I will be the first to admit, my inner dialogue is not “Dear body, I love you” and more of “Dear body, let’s change/ fix/ and do more…you aren’t good enough.”
So, in a season of love, I want to remind you that body love can come in many forms. Consider what you need to improve your relationship with your body. Figure out what seems right for you, and maybe practice some of the suggested exercises below.
If you cannot practice body positivity, try body neutrality. Body neutrality is “acceptance of your body as it is, encouraging you to recognize its abilities and nonphysical characteristics over your appearance” (Raypole, 2021). I like using the body-neutral affirmation, “This is my Body.” When I feel the overwhelm of comparison or increasing discomfort from fixating on my flaws, I try to take a step back and recognize, “This is my body.” No amount of wishing or willpower can change that. I choose acceptance for that moment and then turn my energy toward the things I actually care about.
Try this practice: Write down a list of things you are grateful for that your body allows you to do. Keep this list nearby to replace unhelpful body-image thoughts. Ex: Thank your body for allowing me to walk my dog.
Maybe you feel up and down in your body image experience. One day you feel confident, and the next, you can barely sit with yourself. In this space, try building body image resilience. Recognize that feelings change. On a difficult body image day, you may currently find yourself coping with the discomfort using eating disorder behaviors, self-harm, and isolation, or you may seek external validation to ease your distress. These coping skills can work in the short term, but often in the long term, make us feel worse. And the next time you experience poor body image, you will most likely return to these harmful behaviors for relief.
Body image resilience is the practice of not acting on your poor body image feelings. Instead, practice the skill Opposite Action. What would you do if you did feel good in your body? As you continue to hang out with friends, eat the foods you enjoy, wear the clothes you want, and live a life aligned with your authentic self, you will learn that you can sit with discomfort. Discomfort is not dangerous. Despite how activating it feels, it only sometimes needs our attention. As you give negative body image less attention, it will over time feel less intense and noticeable.
Try this Practice: Identify something you want to do, but body image discomfort has prevented you from doing it. For example, buy a box of chocolates to enjoy, OR wear a piece of clothing you don’t feel like your body is “ready” for yet. Complete the activity without engaging in harmful coping patterns. Maybe work with your support system to complete this challenge if needed.
At the heart of all these practices, is an attempt to be kinder to yourself.
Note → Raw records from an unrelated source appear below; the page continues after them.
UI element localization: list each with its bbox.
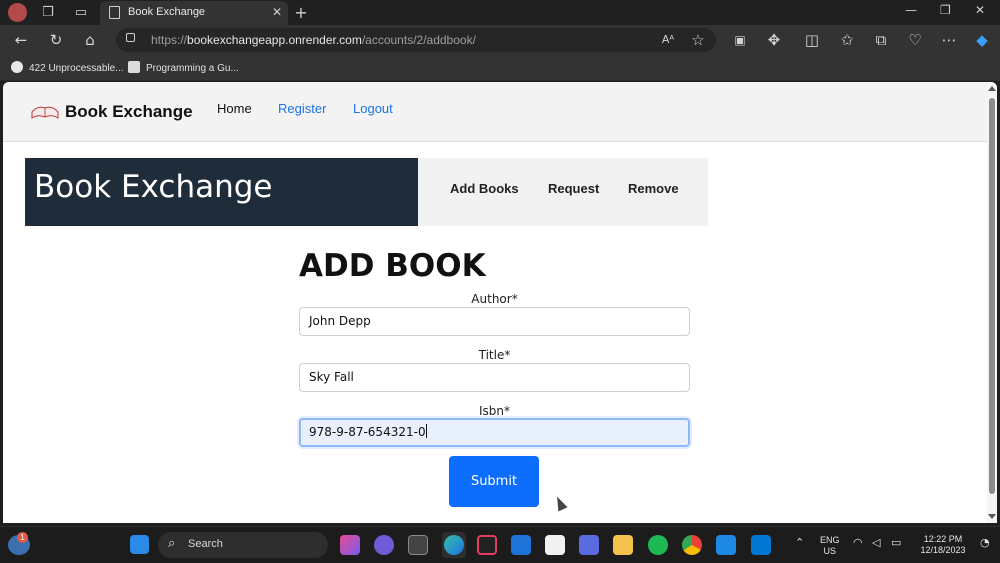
scroll-up-icon[interactable]: [988, 86, 996, 91]
refresh-icon[interactable]: ↻: [47, 31, 65, 49]
windows-taskbar: 1 ⌕ Search ⌃ ENG US ◠ ◁ ▭ 12:22 PM 12/18/2…: [0, 526, 1000, 563]
mail-icon[interactable]: [511, 535, 531, 555]
new-tab-icon[interactable]: +: [292, 4, 310, 22]
copilot-icon[interactable]: ◆: [973, 31, 991, 49]
tab-add-books[interactable]: Add Books: [450, 181, 519, 196]
language-indicator[interactable]: ENG US: [820, 535, 840, 557]
text-caret: [425, 424, 427, 438]
page-scrollbar[interactable]: [987, 82, 997, 523]
address-bar[interactable]: https://bookexchangeapp.onrender.com/acc…: [116, 28, 716, 52]
collections-icon[interactable]: ⧉: [872, 31, 890, 49]
favorite-star-icon[interactable]: ☆: [689, 31, 707, 49]
vscode-icon[interactable]: [751, 535, 771, 555]
terminal-icon[interactable]: [408, 535, 428, 555]
chrome-icon[interactable]: [682, 535, 702, 555]
jetbrains-icon[interactable]: [477, 535, 497, 555]
close-window-icon[interactable]: ✕: [975, 3, 985, 17]
browser-title-bar: ❒ ▭ Book Exchange ✕ + — ❐ ✕: [0, 0, 1000, 25]
more-menu-icon[interactable]: ⋯: [940, 31, 958, 49]
dashboard-bar: Book Exchange Dashboard Add Books Reques…: [25, 158, 708, 264]
volume-icon[interactable]: ◁: [872, 537, 880, 548]
clock[interactable]: 12:22 PM 12/18/2023: [916, 534, 970, 556]
title-label: Title*: [478, 348, 511, 362]
book-logo-icon[interactable]: [30, 103, 60, 121]
home-icon[interactable]: ⌂: [81, 31, 99, 49]
minimize-icon[interactable]: —: [905, 3, 917, 17]
notifications-icon[interactable]: ◔: [980, 537, 990, 548]
store-icon[interactable]: [545, 535, 565, 555]
profile-avatar[interactable]: [8, 3, 27, 22]
page-viewport: Book Exchange Home Register Logout Book …: [3, 82, 997, 523]
bookmarks-bar: 422 Unprocessable... Programming a Gu...: [0, 55, 1000, 81]
page-icon: [109, 6, 120, 19]
spotify-icon[interactable]: [648, 535, 668, 555]
split-screen-icon[interactable]: ◫: [803, 31, 821, 49]
tray-chevron-icon[interactable]: ⌃: [795, 537, 804, 548]
nav-logout-link[interactable]: Logout: [353, 101, 393, 116]
chat-icon[interactable]: [374, 535, 394, 555]
browser-toolbar: ← ↻ ⌂ https://bookexchangeapp.onrender.c…: [0, 25, 1000, 55]
bookmark-programming-guide[interactable]: Programming a Gu...: [128, 61, 239, 74]
notion-icon[interactable]: ▣: [731, 31, 749, 49]
github-icon: [11, 61, 23, 73]
file-explorer-icon[interactable]: [613, 535, 633, 555]
site-navbar: Book Exchange Home Register Logout: [3, 82, 987, 142]
favorites-icon[interactable]: ✩: [838, 31, 856, 49]
submit-button[interactable]: Submit: [449, 456, 539, 507]
book-icon: [128, 61, 140, 73]
nav-home-link[interactable]: Home: [217, 101, 252, 116]
tab-request[interactable]: Request: [548, 181, 599, 196]
isbn-input[interactable]: 978-9-87-654321-0: [299, 418, 690, 447]
author-label: Author*: [471, 292, 518, 306]
site-brand[interactable]: Book Exchange: [65, 102, 193, 122]
read-aloud-icon[interactable]: Aᴬ: [659, 31, 677, 49]
wifi-icon[interactable]: ◠: [853, 537, 863, 548]
scroll-down-icon[interactable]: [988, 514, 996, 519]
url-text: https://bookexchangeapp.onrender.com/acc…: [151, 33, 476, 47]
tab-title: Book Exchange: [128, 6, 206, 18]
close-tab-icon[interactable]: ✕: [272, 5, 282, 19]
back-icon[interactable]: ←: [12, 31, 30, 49]
isbn-label: Isbn*: [478, 404, 510, 418]
lock-icon: [126, 33, 135, 42]
photos-icon[interactable]: [716, 535, 736, 555]
workspaces-icon[interactable]: ❒: [39, 4, 57, 22]
form-heading: ADD BOOK: [299, 248, 486, 284]
search-label: Search: [188, 538, 223, 550]
browser-essentials-icon[interactable]: ♡: [906, 31, 924, 49]
tab-book-exchange[interactable]: Book Exchange ✕: [100, 1, 288, 25]
author-input[interactable]: John Depp: [299, 307, 690, 336]
extensions-icon[interactable]: ✥: [765, 31, 783, 49]
tab-remove[interactable]: Remove: [628, 181, 679, 196]
dashboard-title: Book Exchange Dashboard: [25, 158, 418, 264]
tab-actions-icon[interactable]: ▭: [72, 4, 90, 22]
start-icon[interactable]: [130, 535, 149, 554]
maximize-icon[interactable]: ❐: [940, 3, 951, 17]
notification-badge: 1: [17, 532, 28, 543]
title-input[interactable]: Sky Fall: [299, 363, 690, 392]
nav-register-link[interactable]: Register: [278, 101, 326, 116]
search-icon: ⌕: [168, 536, 176, 551]
scrollbar-thumb[interactable]: [989, 98, 995, 494]
isbn-value: 978-9-87-654321-0: [309, 425, 426, 439]
bookmark-github[interactable]: 422 Unprocessable...: [11, 61, 124, 74]
vpn-icon[interactable]: [579, 535, 599, 555]
edge-icon[interactable]: [444, 535, 464, 555]
teams-icon[interactable]: [340, 535, 360, 555]
battery-icon[interactable]: ▭: [891, 537, 901, 548]
taskbar-search[interactable]: ⌕ Search: [158, 532, 328, 558]
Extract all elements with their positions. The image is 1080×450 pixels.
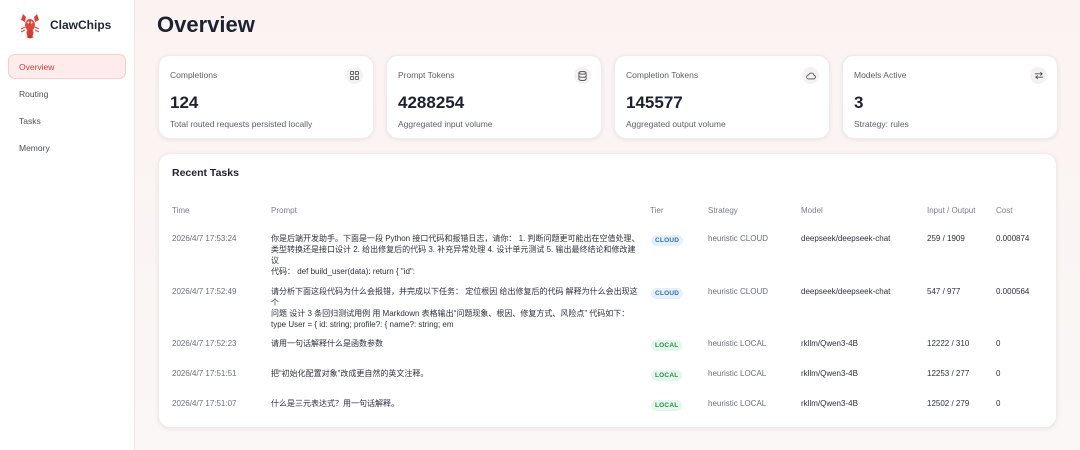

You are so much more than a body. Your body is not the problem. Your body has never been a problem. Life is hard, and your body has been on that journey with you from day one. We put so much love, trust, and effort into our most treasured relationships – so why wouldn’t our longest running relationship deserve the same? This Valentine’s, consider honoring your relationship with your body too.
Raypole, Crystal. Healthline. How to Shift from ‘Body Positivity’ to ‘Body Neutrality’ – and Why You Should, Healthline Media, 20 Jan. 2021, www.healthline.com/health/body-neutrality.